Document Scanning Security & SOC 2 Reporting
Worrying about the security of your documents can keep you up at night. But when you work with a document scanning company that has received its SOC 2 Type 2 Report, or is in the process of an audit, you won’t need to count sheep.
A SOC 2 Type 2 Report indicates that a document scanning provider has passed an extensive third-party audit that proves procedures are documented and adhered to across systems and processes in one or more of five control principles: security, confidentiality, availability, process integrity and privacy. The report is the best way to ensure you have done due diligence regarding how your documents and information will be securely and safely handled while in a document scanning provider’s possession.
No Need to Count Sheep
One of the many process controls tested in a SOC 2 audit of a document scanning company pertain to the physical security of the facility. Below is a description of some of those controls Reading this list, instead of counting sheep, might help you sleep better knowing your documents are being scanned in a secure facility.

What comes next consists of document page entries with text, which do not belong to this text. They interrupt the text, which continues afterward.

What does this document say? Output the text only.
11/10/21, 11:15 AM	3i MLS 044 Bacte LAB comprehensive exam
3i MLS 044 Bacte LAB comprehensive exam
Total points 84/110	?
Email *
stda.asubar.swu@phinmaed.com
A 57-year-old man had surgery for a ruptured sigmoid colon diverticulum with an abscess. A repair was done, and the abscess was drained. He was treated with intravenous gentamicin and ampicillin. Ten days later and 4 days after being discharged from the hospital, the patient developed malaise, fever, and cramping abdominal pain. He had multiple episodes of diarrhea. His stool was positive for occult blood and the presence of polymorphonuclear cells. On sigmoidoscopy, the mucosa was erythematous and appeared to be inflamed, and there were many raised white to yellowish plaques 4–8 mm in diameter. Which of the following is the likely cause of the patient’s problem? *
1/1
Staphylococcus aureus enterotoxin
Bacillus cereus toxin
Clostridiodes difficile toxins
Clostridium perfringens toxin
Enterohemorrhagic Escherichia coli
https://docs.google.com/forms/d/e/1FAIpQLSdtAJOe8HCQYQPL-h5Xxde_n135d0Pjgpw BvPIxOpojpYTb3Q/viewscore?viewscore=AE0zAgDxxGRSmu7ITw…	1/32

- Facility Access: entrance to the scanning facility is restricted to only those with a key, an alarm code and electronic key card access
- Physical Access Monitoring: motion sensitive cameras are monitoring the facility including outside access areas, hallways, workspaces and computer rooms 24/7/365 and DVR recorded images are stored on a secure server for 3 months
- Key Card Access & Tracking: every employee’s movement within the facility is controlled and monitored via key cards programmed to provide access to only the areas necessary based on the employee’s job responsibilities
- Key Card Monitoring: uniquely numbered key cards are provided to employees based on their responsibilities and physically checked by administrators on an ongoing basis to ensure that each employee has the appropriate access card
- Door Boxes: visitors requesting entry to the facility must press a button on a door box by the entrance and communicate with the administrate staff to verify identity and determine if the person should be allowed to enter
- Physical Alarm Monitoring: smoke detectors, sprinklers, fire alarms and fire extinguishers are in place, monitored and serviced
- Visitor Logs: all visitors and vendors entering the facility’s secure areas, including the data center are required to sign a visitor logbook
- Visitor NDA: non-disclosure agreements are signed by every visitor or vendor that requires entry into secure areas
- Photo Prohibition: photography is banned anywhere in the facility
- Mobile Phone Prohibition: cell phones are banned on the production floor
- Tracking System: all boxes containing documents for scanning are entered upon receipt into a tracking system so their location can be identified at any time
- Box Identification: each box is identified upon receipt with a unique identifier including job name, batch number and box number
Seeing Is Believing
We recommend you request to see the company’s SOC 2 Report detailing the controls and protocols that are in place and have been audited within the last year. This will give you confidence that your documents are being handled and processed with the utmost attention to the principals covered by a SOC 2 Type 2 audit and will also help your entire C-suite and compliance officers sleep soundly at night. You should also visit the facility to see first-hand their practices in action.